By the way, Alternative Grounds is organizing a speaker’s kitchen event with a rep from a Peruvian coffee coop at their cafe in Toronto on May 7th at 7PM on many of the issues I’ve written about in these letters. People are concerned. It ain’t just me. Maybe the tone of my letters could have been “more appropriate”. Fine.

It was incredible to watch producers organize a campaign against FLO to push for an increase in the floor price a year or so ago, and to organize to have the governance structure of FLO changed to include producers on the board (which finally happened in May 2007, if memory serves me correctly). You might remember, I don’t know who else reading this will, that I sent info about the floor price campaign through a couple CDN and US Fair Trade listservs at the height of the campaign. Info I couldn’t possibly have known unless I was told it by someone or someones on the inside of that producer organizing. It is obvious to see these major changes happen and conclude producers can organize themselves just fine. And if it makes strategic sense to them to send some info to someone like me to pass on, they will and have, and can make that decision themselves. Yes, the producer networks did discuss setting up an alternative to FLO, but, in my opinion / understanding of the organizing process, this was only done in a political positioning move to engage FLO in discussions where producers wanted to see certain ends achieved. It was a strong move on their part, and it was effective. It certainly showed producers’ level of organization and power within the system.
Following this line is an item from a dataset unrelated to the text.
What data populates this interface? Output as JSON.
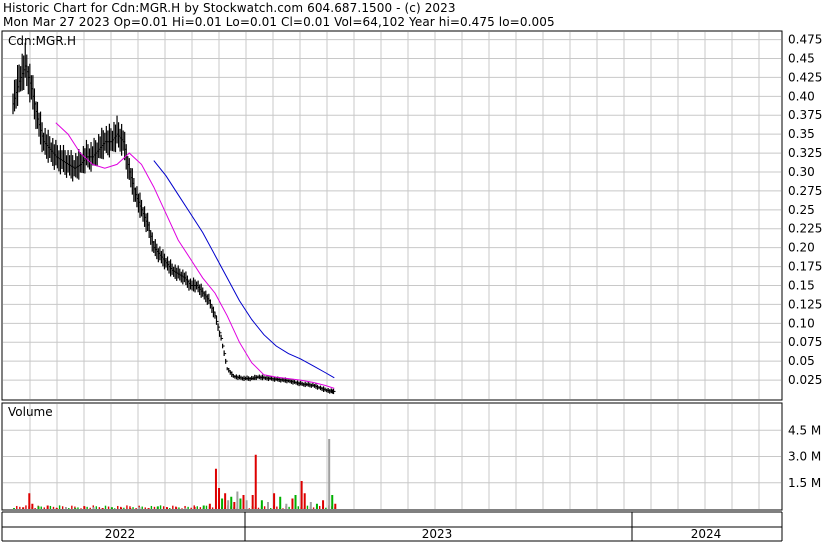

I don’t agree that I’ve been parternalistic toward producers in these letters, and I didn’t agree when you said Amanda Wilson was being paternalistic in her post a while back ( ). You have made me think, a lot, though – not only in your various responses in this social forum, but over the years. I take your point about contextualization. Thank you.

And, no, I don’t plan on keeping this up – writing letters to the movement, that is. I didn’t plan to write a second one, to be honest.

I suppose I could respond to Charles about co-optation of Fair Trade by multi-nationals, but I’ll leave that for our phone conversation this week. It’s supper time. 🙂


Comment by activistnotes

I just want to take a bit of an exception to the idea that a living wage is too difficult to define. If you can make a budget and keep track of your money then you can find a reasonable number or range for a living wage. People seem comfortable using the term “poverty line” yet somehow often not “living wage”. Presumably the idea of a living wage is also where the idea of a minimum wage is -supposed- to stem from.

Obviously it is different in different areas but I think with proper research and connections to people that live in the area there is no reason one couldn’t put a number or reasonable range on what a living wage is. The Worker’s Rights Consortium has a few examples of living wage calculations on their website:

I don’t like it when people take an attitude that living wages are just too hard to predict. I think people use this as a stalling tactic and we see that when asking Universities to sign onto the Designated Supplier’s Program in No Sweat work.